Naresh Tikait, the less combative of the two brothers, understands that hereon, the protest could be termed as a protest of Jat farmers, a label he could ill-afford when the elections in the State are still a year away. Hence, he is not making any statements against the BJP leadership in the region and is telling reporters that Balyan must have his political compulsions, and otherwise, he is with them.
Old-timers in the community do not foresee a profitable alliance between the Samajwadi Party (SP) and the RLD, unless SP chief Akhilesh Yadav concedes western Uttar Pradesh to the RLD. “The Jats still hold a grudge against Mulayam Singh Yadav for betraying the trust of his mentor Charan Singh by not giving his son Ajit Singh his share in the former Prime Minister’s political legacy,” says a senior BKU member. It was seen during the Bulandshahr Sadar bypoll in 2020, where the RLD candidate came a cropper. But those in favour of the alliance cite the Kairana win of 2018.
Response to fortification
Rakesh Tikait describes the turning of protest sites into citadels as a well-thought-out plan on the part of the police and the Centre, as that will only inconvenience people, which the authorities will then use to mobilise the public against farmers.

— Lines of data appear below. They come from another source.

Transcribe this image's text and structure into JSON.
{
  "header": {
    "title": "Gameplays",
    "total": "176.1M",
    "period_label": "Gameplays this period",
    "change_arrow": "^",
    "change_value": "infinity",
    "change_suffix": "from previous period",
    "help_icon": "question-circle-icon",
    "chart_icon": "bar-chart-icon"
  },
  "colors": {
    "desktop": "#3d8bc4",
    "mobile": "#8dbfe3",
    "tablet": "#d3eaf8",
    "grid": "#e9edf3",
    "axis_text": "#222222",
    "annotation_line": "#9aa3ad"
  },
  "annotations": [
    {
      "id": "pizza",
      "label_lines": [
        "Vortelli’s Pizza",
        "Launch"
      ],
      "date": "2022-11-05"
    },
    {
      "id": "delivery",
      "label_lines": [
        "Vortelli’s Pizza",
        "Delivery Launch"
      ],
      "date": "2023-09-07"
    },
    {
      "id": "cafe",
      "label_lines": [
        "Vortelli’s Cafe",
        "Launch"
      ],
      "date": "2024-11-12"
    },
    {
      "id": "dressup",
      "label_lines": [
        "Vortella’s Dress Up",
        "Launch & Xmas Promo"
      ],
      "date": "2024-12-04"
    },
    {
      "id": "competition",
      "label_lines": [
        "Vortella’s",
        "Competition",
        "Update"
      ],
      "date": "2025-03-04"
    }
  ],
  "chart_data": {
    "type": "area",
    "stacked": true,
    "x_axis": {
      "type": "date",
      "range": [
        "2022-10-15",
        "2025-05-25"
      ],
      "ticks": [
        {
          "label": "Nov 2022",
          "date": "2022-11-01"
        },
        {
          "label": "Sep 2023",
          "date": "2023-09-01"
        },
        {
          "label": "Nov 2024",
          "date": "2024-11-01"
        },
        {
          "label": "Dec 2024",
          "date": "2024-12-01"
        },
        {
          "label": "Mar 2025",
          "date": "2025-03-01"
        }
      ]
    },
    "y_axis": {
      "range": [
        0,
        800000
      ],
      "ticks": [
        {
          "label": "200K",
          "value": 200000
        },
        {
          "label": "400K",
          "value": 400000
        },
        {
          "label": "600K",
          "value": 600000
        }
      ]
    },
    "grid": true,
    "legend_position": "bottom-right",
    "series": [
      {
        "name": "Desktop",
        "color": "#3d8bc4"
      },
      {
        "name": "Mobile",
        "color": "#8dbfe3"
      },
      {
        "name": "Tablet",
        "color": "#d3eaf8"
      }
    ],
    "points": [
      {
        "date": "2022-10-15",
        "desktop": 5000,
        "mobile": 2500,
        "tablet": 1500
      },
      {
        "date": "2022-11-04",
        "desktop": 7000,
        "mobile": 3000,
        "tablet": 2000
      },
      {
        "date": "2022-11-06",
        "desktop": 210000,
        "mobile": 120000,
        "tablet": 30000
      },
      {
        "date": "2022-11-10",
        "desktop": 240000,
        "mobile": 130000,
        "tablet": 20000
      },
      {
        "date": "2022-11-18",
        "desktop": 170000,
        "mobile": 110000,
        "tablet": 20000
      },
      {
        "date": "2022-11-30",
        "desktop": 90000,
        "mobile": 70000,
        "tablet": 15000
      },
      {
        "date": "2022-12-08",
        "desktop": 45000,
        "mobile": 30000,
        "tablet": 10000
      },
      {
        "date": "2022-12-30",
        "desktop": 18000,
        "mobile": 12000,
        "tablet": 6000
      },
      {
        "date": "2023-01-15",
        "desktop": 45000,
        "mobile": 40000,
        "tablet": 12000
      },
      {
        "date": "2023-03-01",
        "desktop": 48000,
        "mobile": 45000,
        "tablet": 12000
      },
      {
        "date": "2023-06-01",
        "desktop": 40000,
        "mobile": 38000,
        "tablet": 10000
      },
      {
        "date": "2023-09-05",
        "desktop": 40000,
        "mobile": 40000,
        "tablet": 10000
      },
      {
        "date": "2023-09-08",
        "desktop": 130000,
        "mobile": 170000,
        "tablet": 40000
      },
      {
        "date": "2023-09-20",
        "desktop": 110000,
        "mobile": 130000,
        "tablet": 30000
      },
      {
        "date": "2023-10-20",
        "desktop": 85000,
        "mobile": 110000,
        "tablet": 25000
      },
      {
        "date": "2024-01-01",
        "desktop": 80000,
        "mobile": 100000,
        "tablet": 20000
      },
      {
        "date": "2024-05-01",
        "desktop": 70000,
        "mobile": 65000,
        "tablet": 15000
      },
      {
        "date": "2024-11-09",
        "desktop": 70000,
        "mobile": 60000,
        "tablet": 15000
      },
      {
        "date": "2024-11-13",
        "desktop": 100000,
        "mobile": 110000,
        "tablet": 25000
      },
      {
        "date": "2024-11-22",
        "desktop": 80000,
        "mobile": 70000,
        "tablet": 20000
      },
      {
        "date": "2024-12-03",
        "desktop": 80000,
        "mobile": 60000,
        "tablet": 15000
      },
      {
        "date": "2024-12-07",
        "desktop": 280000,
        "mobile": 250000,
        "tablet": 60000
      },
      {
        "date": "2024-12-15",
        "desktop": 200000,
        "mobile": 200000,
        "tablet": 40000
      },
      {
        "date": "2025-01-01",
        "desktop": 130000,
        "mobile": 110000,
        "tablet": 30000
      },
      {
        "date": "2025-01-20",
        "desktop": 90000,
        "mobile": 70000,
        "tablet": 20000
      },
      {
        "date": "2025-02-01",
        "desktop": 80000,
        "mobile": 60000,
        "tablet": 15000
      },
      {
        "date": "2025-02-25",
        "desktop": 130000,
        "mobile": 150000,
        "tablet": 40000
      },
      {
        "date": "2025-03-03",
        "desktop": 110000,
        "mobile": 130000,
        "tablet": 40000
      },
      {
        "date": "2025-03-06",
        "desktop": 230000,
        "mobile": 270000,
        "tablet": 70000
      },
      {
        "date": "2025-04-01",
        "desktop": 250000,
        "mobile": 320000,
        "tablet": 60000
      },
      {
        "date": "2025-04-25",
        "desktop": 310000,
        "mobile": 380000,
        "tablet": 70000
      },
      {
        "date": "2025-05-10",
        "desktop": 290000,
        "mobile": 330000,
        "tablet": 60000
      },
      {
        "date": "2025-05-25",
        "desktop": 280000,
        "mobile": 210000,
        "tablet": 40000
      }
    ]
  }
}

Already, on WhatsApp groups of residential societies in Ghaziabad, messages that question using the word ‘annadata’ (food-provider) for farmers have begun to surface. An argument is being promoted that the so-called ‘food-providers’ get many subsidies.
On February 5 evening, the BKU called off the chakka jam proposed for February 6 in Uttar Pradesh and Uttarakhand citing ‘prevailing conditions’ and ongoing agricultural work in the region. Dharmendra Malik, media in-charge of the BKU, said the conditions in the two States are not conducive for the protest. “Now, members of BKU will give a memorandum to district officials in these two States. In the rest of the country, the call for the chakka jam remains as it is,” he said. The outfit has already kept Delhi out of the protest. Sources in the BKU say to counter propaganda, it was proposed to keep Delhi-NCR out of the protest, but ultimately, only Delhi was kept out. Tikait says he had inputs that violence could be fomented in Uttar Pradesh by breaking windshields of cars during the chakka jam.

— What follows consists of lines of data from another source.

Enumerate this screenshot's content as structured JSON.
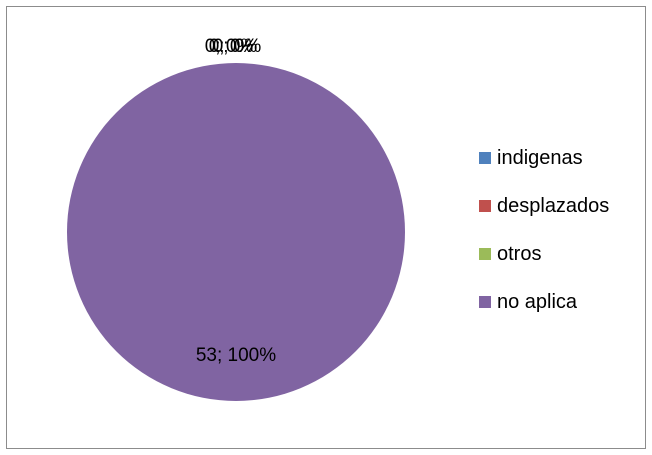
{
  "chart_data": {
    "type": "pie",
    "categories": [
      "indigenas",
      "desplazados",
      "otros",
      "no aplica"
    ],
    "values": [
      0,
      0,
      0,
      53
    ],
    "percentages": [
      "0%",
      "0%",
      "0%",
      "100%"
    ],
    "data_labels": [
      "0; 0%",
      "0; 0%",
      "0; 0%",
      "53; 100%"
    ],
    "colors": [
      "#4f81bd",
      "#c0504d",
      "#9bbb59",
      "#8064a2"
    ],
    "legend_position": "right",
    "title": ""
  }
}
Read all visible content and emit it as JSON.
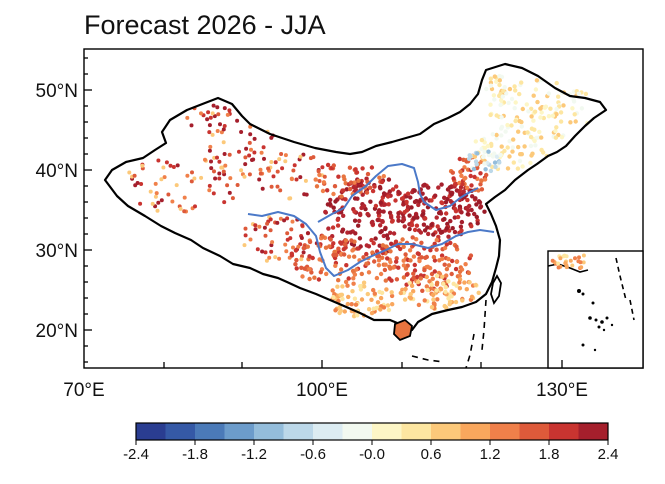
{
  "title": "Forecast 2026 - JJA",
  "lat_labels": [
    "50°N",
    "40°N",
    "30°N",
    "20°N"
  ],
  "lon_labels": [
    "70°E",
    "100°E",
    "130°E"
  ],
  "colorbar": {
    "labels": [
      "-2.4",
      "-1.8",
      "-1.2",
      "-0.6",
      "-0.0",
      "0.6",
      "1.2",
      "1.8",
      "2.4"
    ],
    "colors": [
      "#2a3d91",
      "#3559a6",
      "#4b7ab8",
      "#6c9ccb",
      "#94bddb",
      "#bcd8e9",
      "#dcecf2",
      "#f2f9f0",
      "#fdf6c6",
      "#fde6a1",
      "#fcc97a",
      "#f9a75d",
      "#f0804a",
      "#de5a3a",
      "#c93430",
      "#a51f2c"
    ]
  }
}
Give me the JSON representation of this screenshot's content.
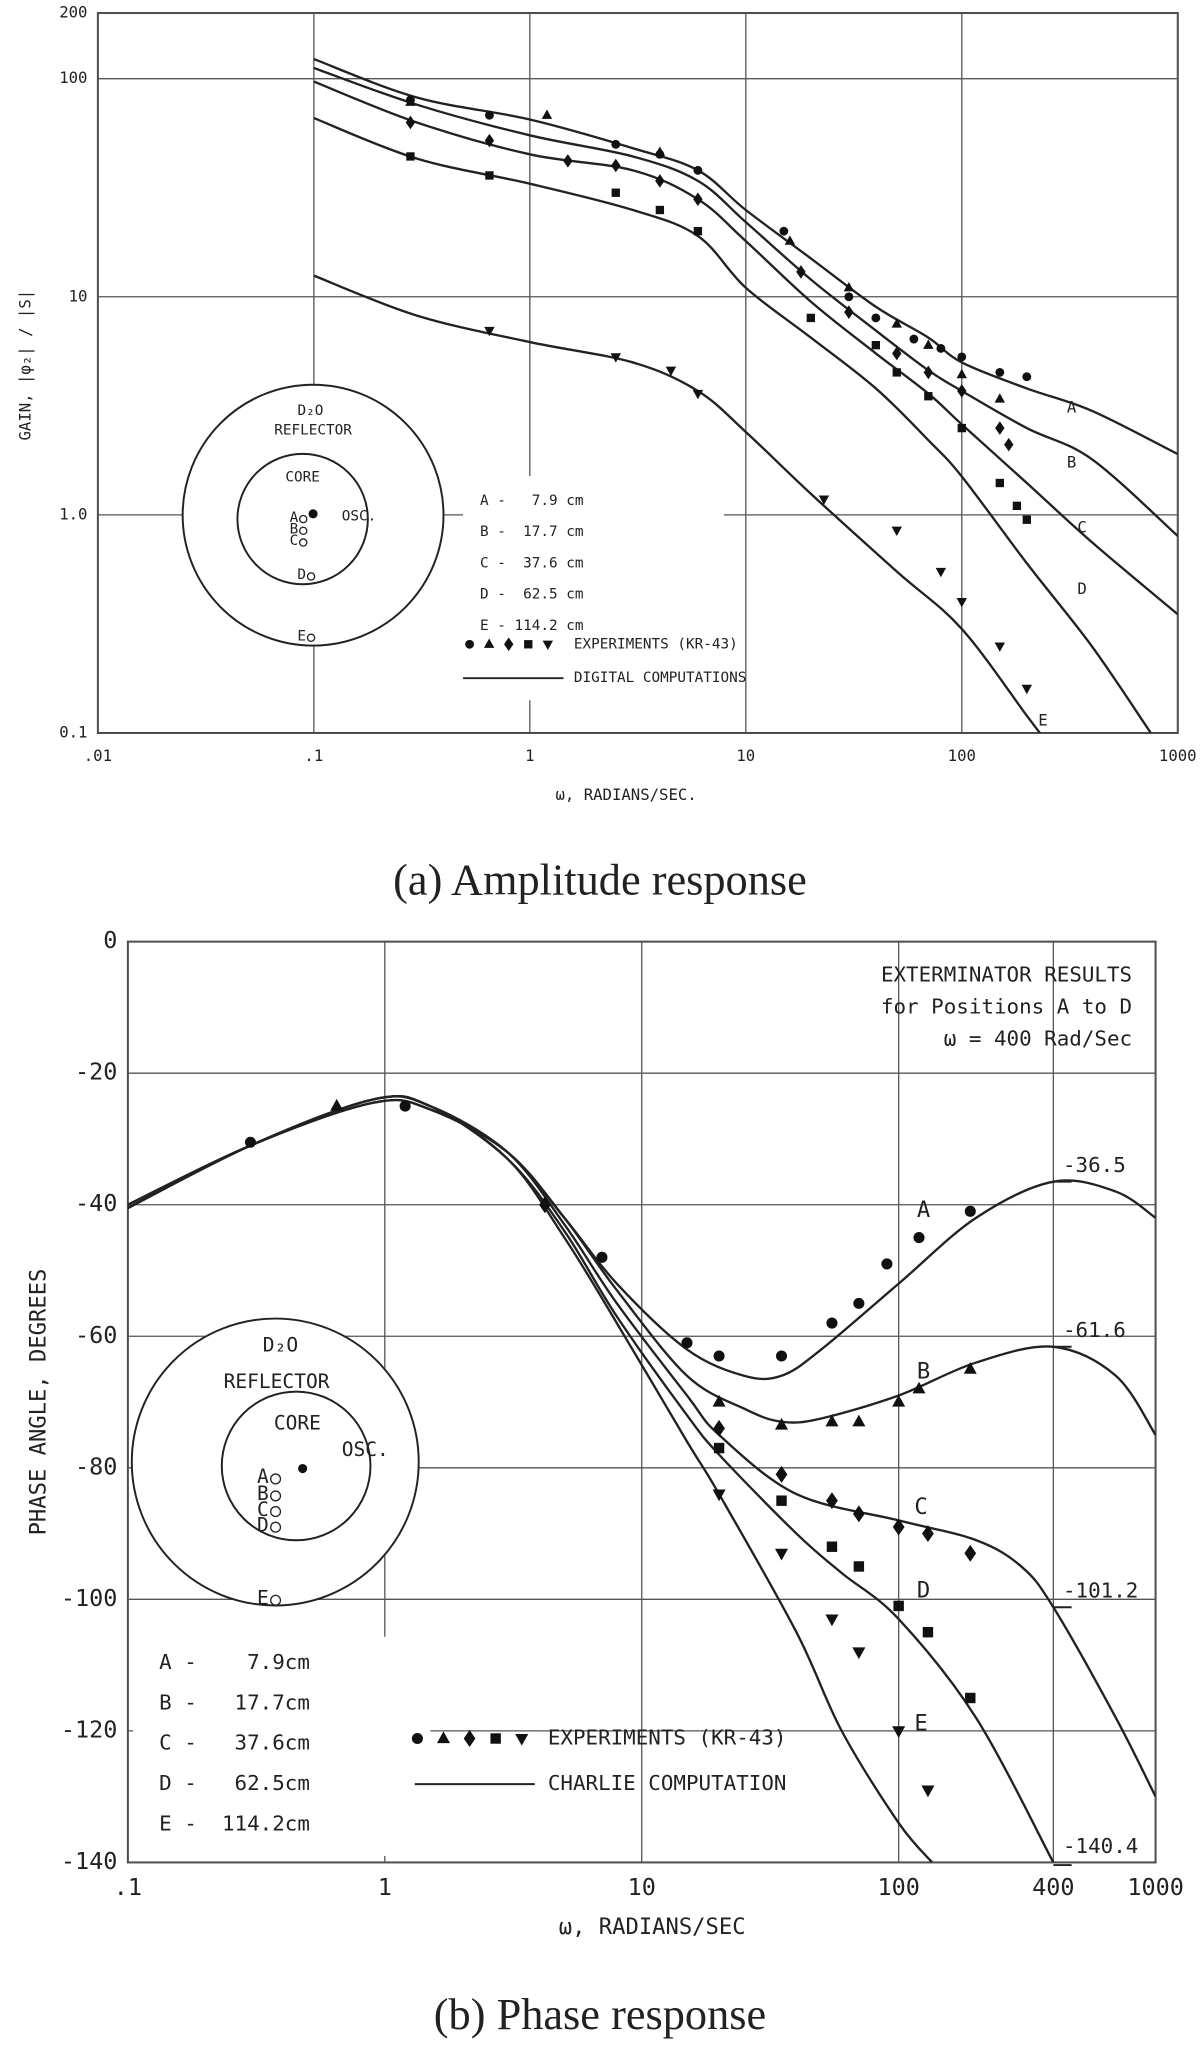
{
  "chart_data": [
    {
      "type": "line",
      "title": "(a) Amplitude response",
      "xlabel": "ω, RADIANS/SEC.",
      "ylabel": "GAIN, |φ₂| / |S|",
      "xscale": "log",
      "yscale": "log",
      "grid": true,
      "xlim": [
        0.01,
        1000
      ],
      "ylim": [
        0.1,
        200
      ],
      "xticks": [
        {
          "value": 0.01,
          "label": ".01"
        },
        {
          "value": 0.1,
          "label": ".1"
        },
        1,
        10,
        100,
        1000
      ],
      "yticks": [
        0.1,
        {
          "value": 1,
          "label": "1.0"
        },
        10,
        100,
        200
      ],
      "series": [
        {
          "name": "A",
          "color": "#222222",
          "x": [
            0.1,
            0.3,
            1,
            3,
            6,
            10,
            20,
            40,
            70,
            100,
            200,
            400,
            1000
          ],
          "values": [
            123,
            82,
            65,
            48,
            38,
            25,
            15,
            9,
            6.5,
            5,
            3.8,
            3.0,
            1.9
          ]
        },
        {
          "name": "B",
          "color": "#222222",
          "x": [
            0.1,
            0.3,
            1,
            3,
            6,
            10,
            20,
            40,
            70,
            100,
            200,
            400,
            1000
          ],
          "values": [
            112,
            76,
            55,
            44,
            34,
            22,
            12,
            7,
            4.6,
            3.7,
            2.5,
            1.8,
            0.8
          ]
        },
        {
          "name": "C",
          "color": "#222222",
          "x": [
            0.1,
            0.3,
            1,
            3,
            6,
            10,
            20,
            40,
            70,
            100,
            200,
            400,
            1000
          ],
          "values": [
            97,
            63,
            45,
            38,
            28,
            18,
            9.5,
            5.5,
            3.6,
            2.6,
            1.4,
            0.75,
            0.35
          ]
        },
        {
          "name": "D",
          "color": "#222222",
          "x": [
            0.1,
            0.3,
            1,
            3,
            6,
            10,
            20,
            40,
            70,
            100,
            200,
            400,
            750
          ],
          "values": [
            66,
            43,
            33,
            25,
            19,
            11,
            6.5,
            3.8,
            2.2,
            1.5,
            0.6,
            0.25,
            0.1
          ]
        },
        {
          "name": "E",
          "color": "#222222",
          "x": [
            0.1,
            0.3,
            1,
            3,
            6,
            10,
            20,
            50,
            100,
            200,
            230
          ],
          "values": [
            12.5,
            8.2,
            6.2,
            5,
            3.7,
            2.4,
            1.25,
            0.55,
            0.3,
            0.12,
            0.1
          ]
        }
      ],
      "experiments": {
        "label": "EXPERIMENTS (KR-43)",
        "series": [
          {
            "marker": "circle",
            "x": [
              0.28,
              0.65,
              2.5,
              4,
              6,
              15,
              30,
              40,
              60,
              80,
              100,
              150,
              200
            ],
            "values": [
              80,
              68,
              50,
              45,
              38,
              20,
              10,
              8,
              6.4,
              5.8,
              5.3,
              4.5,
              4.3
            ]
          },
          {
            "marker": "triangle",
            "x": [
              0.28,
              1.2,
              4,
              16,
              30,
              50,
              70,
              100,
              150
            ],
            "values": [
              78,
              68,
              46,
              18,
              11,
              7.5,
              6,
              4.4,
              3.4
            ]
          },
          {
            "marker": "diamond",
            "x": [
              0.28,
              0.65,
              1.5,
              2.5,
              4,
              6,
              18,
              30,
              50,
              70,
              100,
              150,
              165
            ],
            "values": [
              63,
              52,
              42,
              40,
              34,
              28,
              13,
              8.5,
              5.5,
              4.5,
              3.7,
              2.5,
              2.1
            ]
          },
          {
            "marker": "square",
            "x": [
              0.28,
              0.65,
              2.5,
              4,
              6,
              20,
              40,
              50,
              70,
              100,
              150,
              180,
              200
            ],
            "values": [
              44,
              36,
              30,
              25,
              20,
              8,
              6,
              4.5,
              3.5,
              2.5,
              1.4,
              1.1,
              0.95
            ]
          },
          {
            "marker": "triangle-down",
            "x": [
              0.65,
              2.5,
              4.5,
              6,
              23,
              50,
              80,
              100,
              150,
              200
            ],
            "values": [
              7,
              5.3,
              4.6,
              3.6,
              1.18,
              0.85,
              0.55,
              0.4,
              0.25,
              0.16
            ]
          }
        ]
      },
      "computation_label": "DIGITAL COMPUTATIONS",
      "legend_entries": [
        "A -   7.9 cm",
        "B -  17.7 cm",
        "C -  37.6 cm",
        "D -  62.5 cm",
        "E - 114.2 cm"
      ],
      "inset_labels": [
        "D₂O",
        "REFLECTOR",
        "CORE",
        "OSC.",
        "A",
        "B",
        "C",
        "D",
        "E"
      ]
    },
    {
      "type": "line",
      "title": "(b) Phase response",
      "xlabel": "ω, RADIANS/SEC",
      "ylabel": "PHASE ANGLE, DEGREES",
      "xscale": "log",
      "yscale": "linear",
      "grid": true,
      "xlim": [
        0.1,
        1000
      ],
      "ylim": [
        -140,
        0
      ],
      "xticks": [
        {
          "value": 0.1,
          "label": ".1"
        },
        1,
        10,
        100,
        400,
        1000
      ],
      "yticks": [
        0,
        -20,
        -40,
        -60,
        -80,
        -100,
        -120,
        -140
      ],
      "series": [
        {
          "name": "A",
          "color": "#222222",
          "x": [
            0.1,
            0.3,
            0.9,
            1.5,
            3,
            5,
            8,
            15,
            25,
            35,
            50,
            100,
            200,
            400,
            700,
            1000
          ],
          "values": [
            -40,
            -31,
            -24.5,
            -25.5,
            -32,
            -42,
            -52,
            -62,
            -66,
            -66,
            -62,
            -52,
            -42,
            -36.5,
            -38,
            -42
          ]
        },
        {
          "name": "B",
          "color": "#222222",
          "x": [
            0.1,
            0.3,
            0.9,
            1.5,
            3,
            5,
            8,
            15,
            25,
            35,
            50,
            100,
            200,
            400,
            700,
            1000
          ],
          "values": [
            -40,
            -31,
            -24.5,
            -25.5,
            -32,
            -42,
            -53,
            -66,
            -71,
            -73,
            -72.5,
            -69,
            -64,
            -61.6,
            -66,
            -75
          ]
        },
        {
          "name": "C",
          "color": "#222222",
          "x": [
            0.1,
            0.3,
            0.9,
            1.5,
            3,
            5,
            8,
            15,
            20,
            40,
            100,
            200,
            300,
            400,
            700,
            1000
          ],
          "values": [
            -40.5,
            -31,
            -24,
            -25,
            -32,
            -43,
            -55,
            -69,
            -75,
            -84,
            -88,
            -91,
            -95,
            -101.2,
            -118,
            -130
          ]
        },
        {
          "name": "D",
          "color": "#222222",
          "x": [
            0.1,
            0.3,
            0.9,
            1.5,
            3,
            5,
            8,
            15,
            20,
            40,
            60,
            100,
            200,
            400
          ],
          "values": [
            -40.5,
            -31,
            -24,
            -25,
            -33,
            -44,
            -57,
            -72,
            -78,
            -90,
            -96,
            -103,
            -118,
            -140
          ]
        },
        {
          "name": "E",
          "color": "#222222",
          "x": [
            0.1,
            0.3,
            0.9,
            1.5,
            3,
            5,
            8,
            15,
            20,
            40,
            60,
            100,
            135
          ],
          "values": [
            -40.5,
            -31,
            -24,
            -25,
            -33,
            -45,
            -58,
            -76,
            -84,
            -105,
            -120,
            -134,
            -140
          ]
        }
      ],
      "experiments": {
        "label": "EXPERIMENTS (KR-43)",
        "series": [
          {
            "marker": "circle",
            "x": [
              0.3,
              1.2,
              7,
              15,
              20,
              35,
              55,
              70,
              90,
              120,
              190
            ],
            "values": [
              -30.5,
              -25,
              -48,
              -61,
              -63,
              -63,
              -58,
              -55,
              -49,
              -45,
              -41
            ]
          },
          {
            "marker": "triangle",
            "x": [
              0.65,
              20,
              35,
              55,
              70,
              100,
              120,
              190
            ],
            "values": [
              -25,
              -70,
              -73.5,
              -73,
              -73,
              -70,
              -68,
              -65
            ]
          },
          {
            "marker": "diamond",
            "x": [
              4.2,
              20,
              35,
              55,
              70,
              100,
              130,
              190
            ],
            "values": [
              -40,
              -74,
              -81,
              -85,
              -87,
              -89,
              -90,
              -93
            ]
          },
          {
            "marker": "square",
            "x": [
              20,
              35,
              55,
              70,
              100,
              130,
              190
            ],
            "values": [
              -77,
              -85,
              -92,
              -95,
              -101,
              -105,
              -115
            ]
          },
          {
            "marker": "triangle-down",
            "x": [
              20,
              35,
              55,
              70,
              100,
              130
            ],
            "values": [
              -84,
              -93,
              -103,
              -108,
              -120,
              -129
            ]
          }
        ]
      },
      "computation_label": "CHARLIE COMPUTATION",
      "legend_entries": [
        "A -    7.9cm",
        "B -   17.7cm",
        "C -   37.6cm",
        "D -   62.5cm",
        "E -  114.2cm"
      ],
      "inset_labels": [
        "D₂O",
        "REFLECTOR",
        "CORE",
        "OSC.",
        "A",
        "B",
        "C",
        "D",
        "E"
      ],
      "note": [
        "EXTERMINATOR RESULTS",
        "for Positions A to D",
        "ω = 400 Rad/Sec"
      ],
      "exterminator": {
        "x": 400,
        "values": [
          -36.5,
          -61.6,
          -101.2,
          -140.4
        ]
      }
    }
  ]
}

Sources say the BKU is being careful as those who are averse to the farmers’ movement could foment trouble during the protest. “We have already proved that we can mobilise hundreds of people within hours. So, there is no point in pursuing the protest belligerently. We know we are in for a long haul,” said a senior member. In a touch of Gandhigiri, Tikait on February 5 also made a flowerbed on the Ghazipur border in response to nails fixed into roads by the Delhi Police. Farmers have been urged to distribute water and food items like groundnuts and jaggery among people who get stuck in the jam.
Music and noise
No movement is complete without music. Every evening, as the sun sets at the Ghazipur border, young Jats assemble around tractors fitted with huge speakers and dance away to artiste Ajay Hooda’s “Modiji thari top kde hum dilli aage” (Modiji, where is your canon? We have reached Delhi). Played in a loop, it is not the Punjabi beats, but the song’s biting lyrics — digital hogi duniya sari, annadata hua bhikari (the world has turned digital but the food provider is reduced to a beggar) — that pointedly capture the anguish of farmers.

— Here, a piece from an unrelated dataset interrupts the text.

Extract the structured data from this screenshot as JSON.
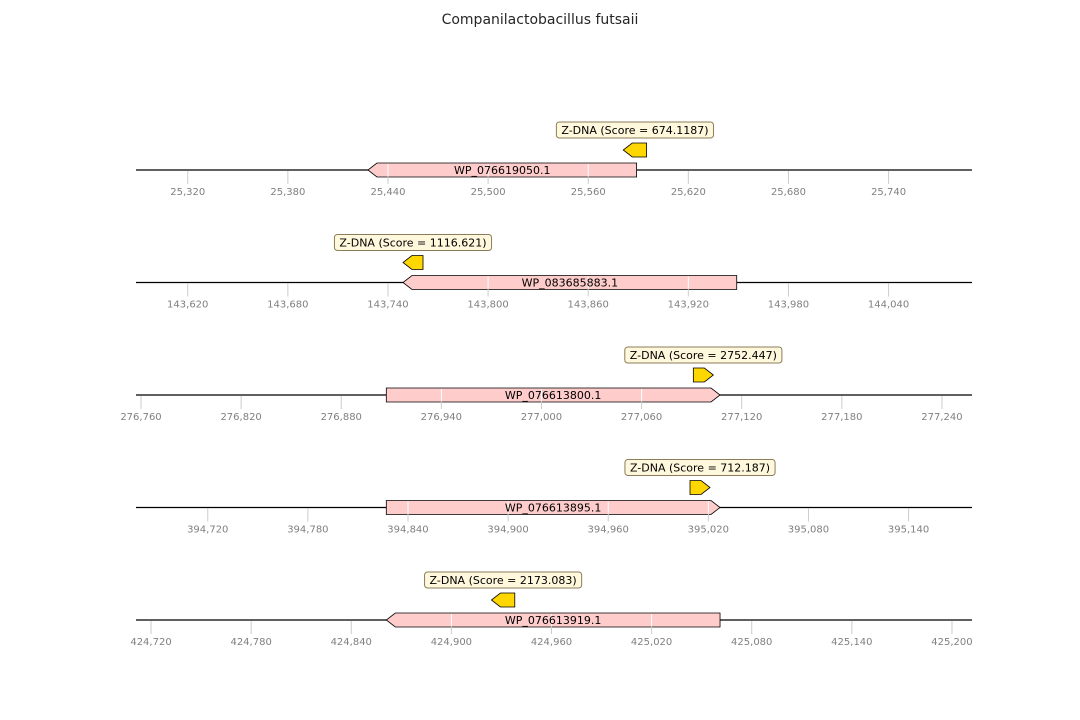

However, as the dance began to border on hooliganism and spilt onto the streets, the discipline of the protest has been dented. After a couple of days, senior members of the community had to step in to restore order. “We have to constantly fight the stereotype: I told you they are unruly and can go berserk any time,” said Rajveer Singh. So, on Friday, one could also hear the sound of Mohammed Rafi’s “Aaj mausam bada beimaan hai” emanating from tents.